Salvia interrupted me. "Marshal, this is highly irregular. We were not ready for you to raise Mr. Rose from the grave."

"We were ready," Laban said, "because the rest of us want to go home before dawn."

Rose's head turned slowly toward Salvia's voice, and his first words were "Arthur, is that you?"

Salvia's protests stopped in midsyllable. His eyes were wide enough to flash their whites. "Should it be able to do that? Should it recognize people?"

"Yes," I said, "sometimes they can."

Rose dropped my hands, and I let him. He moved toward Salvia's side of the circle. "Why, Arthur? Why did you order Jimmy to put the boy's body in my car?"

"I don't know what this thing's talking about. I didn't do anything. He was a pedophile. None of us knew it." But Salvia's words were a little too fast. I knew now why he'd been trying to delay the zombie-raising. Guilt.

Rose stepped forward, a little slow, a little uncertain, as if he looked more alive than he felt. "Me, a pedophile? You bastard. You knew that George's son was a fucking child molester. You knew, and you helped cover for him. You helped get him his kiddies, until he got too rough and killed that last one."

"You've done something to his mind, Marshal. He's babbling."

"No, Mr. Salvia, the dead don't lie. They tell the absolute truth as they know it."

Micah came to stand beside me, holding his wounded arm up and pressing on it. He seemed as fascinated with the walking dead man as the rest of them. He might never have seen a zombie before, but then he wasn't really seeing one now, not the kind most people call from the grave anyway.

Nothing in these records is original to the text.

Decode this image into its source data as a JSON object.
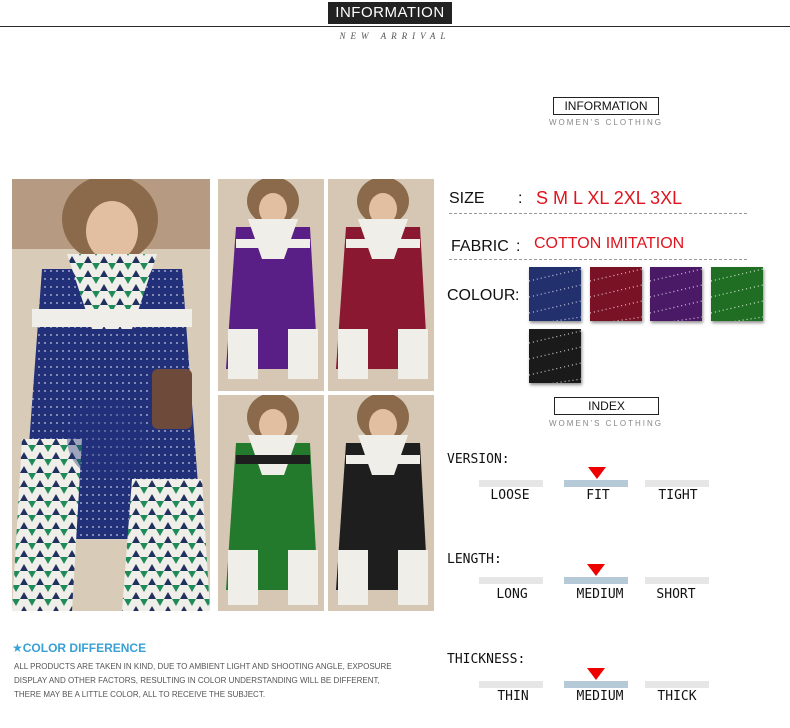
{
  "header": {
    "title": "INFORMATION",
    "subtitle": "NEW ARRIVAL"
  },
  "info_section": {
    "title": "INFORMATION",
    "caption": "WOMEN'S CLOTHING"
  },
  "specs": {
    "size_label": "SIZE",
    "size_sep": ":",
    "size_value": "S M L XL 2XL 3XL",
    "fabric_label": "FABRIC",
    "fabric_sep": ":",
    "fabric_value": "COTTON IMITATION",
    "colour_label": "COLOUR",
    "colour_sep": ":",
    "colours": [
      "#23306e",
      "#7a1226",
      "#4a1a66",
      "#1f6e24",
      "#1a1a1a"
    ]
  },
  "index_section": {
    "title": "INDEX",
    "caption": "WOMEN'S CLOTHING",
    "version": {
      "label": "VERSION:",
      "options": [
        "LOOSE",
        "FIT",
        "TIGHT"
      ],
      "selected": 1
    },
    "length": {
      "label": "LENGTH:",
      "options": [
        "LONG",
        "MEDIUM",
        "SHORT"
      ],
      "selected": 1
    },
    "thickness": {
      "label": "THICKNESS:",
      "options": [
        "THIN",
        "MEDIUM",
        "THICK"
      ],
      "selected": 1
    }
  },
  "color_difference": {
    "title": "★COLOR DIFFERENCE",
    "line1": "ALL PRODUCTS ARE TAKEN IN KIND, DUE TO AMBIENT LIGHT AND SHOOTING ANGLE, EXPOSURE",
    "line2": "DISPLAY AND OTHER FACTORS, RESULTING IN COLOR UNDERSTANDING WILL BE DIFFERENT,",
    "line3": "THERE MAY BE A LITTLE COLOR, ALL TO RECEIVE THE SUBJECT."
  },
  "photos": {
    "main_color": "#22307a",
    "colors": [
      "#5a1f86",
      "#8a1830",
      "#237a2c",
      "#1e1e1e"
    ]
  }
}
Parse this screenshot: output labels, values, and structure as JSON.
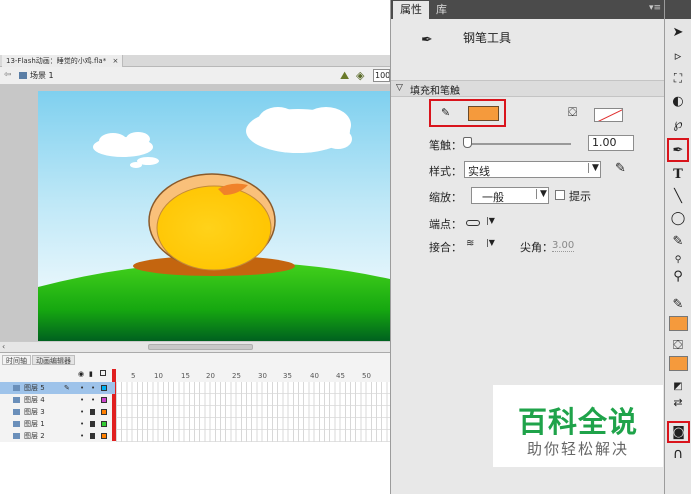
{
  "document": {
    "tab_title": "13-Flash动画：睡觉的小鸡.fla*",
    "tab_close": "×",
    "scene_label": "场景 1",
    "zoom": "100"
  },
  "timeline": {
    "tabs": [
      "时间轴",
      "动画编辑器"
    ],
    "header_icons": [
      "eye-icon",
      "lock-icon",
      "outline-icon"
    ],
    "frame_numbers": [
      "5",
      "10",
      "15",
      "20",
      "25",
      "30",
      "35",
      "40",
      "45",
      "50"
    ],
    "layers": [
      {
        "name": "图层 5",
        "selected": true,
        "locked": false,
        "color": "#00b0f0"
      },
      {
        "name": "图层 4",
        "selected": false,
        "locked": false,
        "color": "#cc44cc"
      },
      {
        "name": "图层 3",
        "selected": false,
        "locked": true,
        "color": "#ff7f00"
      },
      {
        "name": "图层 1",
        "selected": false,
        "locked": true,
        "color": "#33cc33"
      },
      {
        "name": "图层 2",
        "selected": false,
        "locked": true,
        "color": "#ff7f00"
      }
    ]
  },
  "panel": {
    "tabs": [
      "属性",
      "库"
    ],
    "tool_name": "钢笔工具",
    "section_title": "填充和笔触",
    "stroke_color": "#f59a3c",
    "stroke_label": "笔触：",
    "stroke_value": "1.00",
    "style_label": "样式：",
    "style_value": "实线",
    "scale_label": "缩放：",
    "scale_value": "一般",
    "hint_label": "提示",
    "cap_label": "端点：",
    "join_label": "接合：",
    "miter_label": "尖角：",
    "miter_value": "3.00"
  },
  "toolbar": {
    "tools": [
      "selection-tool",
      "subselection-tool",
      "free-transform-tool",
      "3d-rotation-tool",
      "lasso-tool",
      "pen-tool",
      "text-tool",
      "line-tool",
      "oval-tool",
      "pencil-tool",
      "bone-tool",
      "zoom-tool",
      "stroke-color-tool",
      "fill-color-tool",
      "swap-colors-tool",
      "object-drawing-tool",
      "snap-tool"
    ],
    "text_tool_glyph": "T",
    "stroke_swatch": "#f59a3c",
    "fill_swatch": "#f59a3c"
  },
  "watermark": {
    "title": "百科全说",
    "subtitle": "助你轻松解决"
  }
}
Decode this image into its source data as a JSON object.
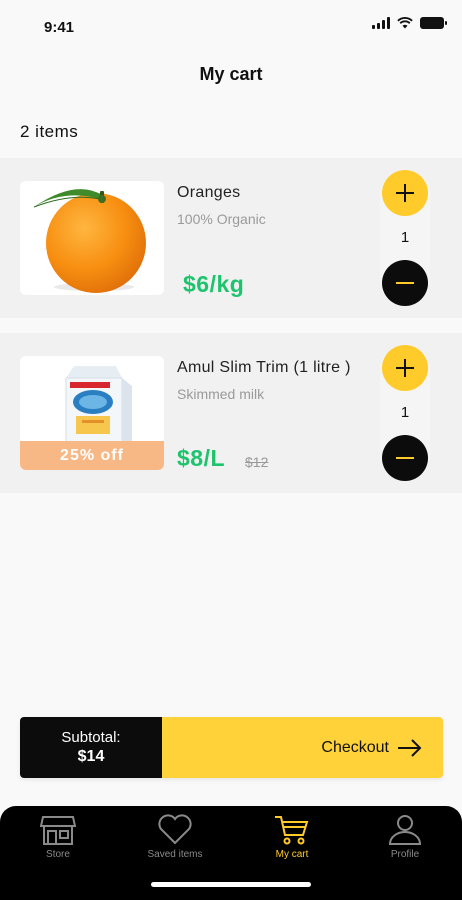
{
  "status_bar": {
    "time": "9:41"
  },
  "header": {
    "title": "My cart"
  },
  "cart": {
    "count_label": "2 items",
    "items": [
      {
        "name": "Oranges",
        "subtitle": "100% Organic",
        "price": "$6/kg",
        "quantity": "1",
        "image_icon": "orange-image"
      },
      {
        "name": "Amul Slim Trim (1 litre )",
        "subtitle": "Skimmed milk",
        "price": "$8/L",
        "old_price": "$12",
        "discount_badge": "25% off",
        "quantity": "1",
        "image_icon": "milk-carton-image"
      }
    ]
  },
  "checkout": {
    "subtotal_label": "Subtotal:",
    "subtotal_value": "$14",
    "button_label": "Checkout",
    "button_icon": "arrow-right-icon"
  },
  "nav": {
    "items": [
      {
        "label": "Store",
        "icon": "store-icon"
      },
      {
        "label": "Saved items",
        "icon": "heart-icon"
      },
      {
        "label": "My cart",
        "icon": "cart-icon",
        "active": true
      },
      {
        "label": "Profile",
        "icon": "user-icon"
      }
    ]
  },
  "colors": {
    "accent": "#ffcb2b",
    "price": "#1ec46d",
    "dark": "#0c0c0c",
    "badge": "#f7b886"
  }
}
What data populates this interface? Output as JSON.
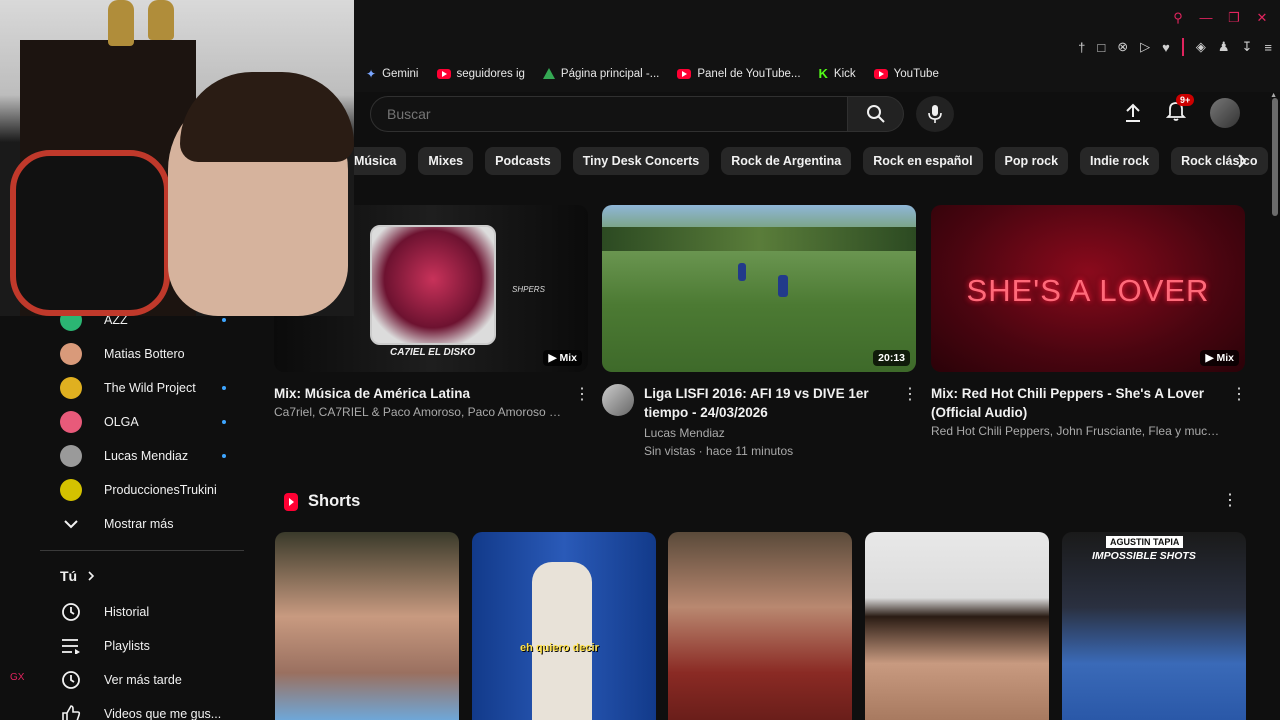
{
  "browser": {
    "bookmarks": [
      {
        "label": "Gemini",
        "icon": "gemini-icon"
      },
      {
        "label": "seguidores ig",
        "icon": "youtube-icon"
      },
      {
        "label": "Página principal -...",
        "icon": "drive-icon"
      },
      {
        "label": "Panel de YouTube...",
        "icon": "youtube-icon"
      },
      {
        "label": "Kick",
        "icon": "kick-icon"
      },
      {
        "label": "YouTube",
        "icon": "youtube-icon"
      }
    ],
    "accent": "#e0245e",
    "side_label": "GX"
  },
  "header": {
    "search_placeholder": "Buscar",
    "notif_count": "9+"
  },
  "chips": [
    "Música",
    "Mixes",
    "Podcasts",
    "Tiny Desk Concerts",
    "Rock de Argentina",
    "Rock en español",
    "Pop rock",
    "Indie rock",
    "Rock clásico"
  ],
  "sidebar": {
    "subscriptions": [
      {
        "label": "AZZ",
        "dot": true,
        "color": "#2bb673"
      },
      {
        "label": "Matias Bottero",
        "dot": false,
        "color": "#d99a7a"
      },
      {
        "label": "The Wild Project",
        "dot": true,
        "color": "#e0b020"
      },
      {
        "label": "OLGA",
        "dot": true,
        "color": "#e85a7a"
      },
      {
        "label": "Lucas Mendiaz",
        "dot": true,
        "color": "#9a9a9a"
      },
      {
        "label": "ProduccionesTrukini",
        "dot": false,
        "color": "#d4c200"
      }
    ],
    "show_more": "Mostrar más",
    "you_header": "Tú",
    "you_items": [
      {
        "label": "Historial",
        "icon": "history-icon"
      },
      {
        "label": "Playlists",
        "icon": "playlists-icon"
      },
      {
        "label": "Ver más tarde",
        "icon": "watch-later-icon"
      },
      {
        "label": "Videos que me gus...",
        "icon": "liked-videos-icon"
      }
    ]
  },
  "videos": [
    {
      "title": "Mix: Música de América Latina",
      "subtitle": "Ca7riel, CA7RIEL & Paco Amoroso, Paco Amoroso y m...",
      "badge": "Mix",
      "thumb_text_left": "CA7IEL EL DISKO",
      "thumb_text_right": "SHPERS"
    },
    {
      "title": "Liga LISFI 2016: AFI 19 vs DIVE 1er tiempo - 24/03/2026",
      "subtitle": "Lucas Mendiaz",
      "stats": "Sin vistas · hace 11 minutos",
      "badge": "20:13"
    },
    {
      "title": "Mix: Red Hot Chili Peppers - She's A Lover (Official Audio)",
      "subtitle": "Red Hot Chili Peppers, John Frusciante, Flea y muchos ...",
      "badge": "Mix",
      "thumb_text": "SHE'S A LOVER"
    }
  ],
  "shorts": {
    "title": "Shorts",
    "items": [
      {
        "caption": ""
      },
      {
        "caption": "eh quiero decir"
      },
      {
        "caption": ""
      },
      {
        "caption": ""
      },
      {
        "caption": "IMPOSSIBLE SHOTS",
        "top": "AGUSTIN TAPIA"
      }
    ]
  }
}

Rose had come to the edge of the circle. "The moment you had Jimmy put the boy in my car, I was dead, Arthur. You might as well have put a bullet in me." He tried to take another step toward Salvia. The circle held, but I felt him push against it. That shouldn't have been possible. No matter how good the zombie, the circle should have been sacrosanct, inviolate. Something was wrong.

I called out, "Fox, your report said he died of natural causes."

Fox came to stand a little closer to the circle but not closer to Rose, as if he found the dead man a little unnerving. "He did. Heart attack. Not poison, or anything like that. A heart attack."

"You swear it," I said.

"I swear," he said.

"Why put Georgie's last victim in my car, Arthur?" Rose continued. "What the fuck did I ever do to you? I had a wife and kids, and you took me away from them the moment that body went in my car."

"Oh, shit," I whispered.

"What's wrong?" Micah asked.

"He blames Salvia for his death. Not the pedophile that hurt the kid." My stomach clenched tight, and I started to pray, Please don't let this go bad.

Fox said, "You'd think he'd blame the guy who put the body in his car."

"He blames Salvia because that's who ordered it done," I said.

"You're scared," Micah said softly. "Why?"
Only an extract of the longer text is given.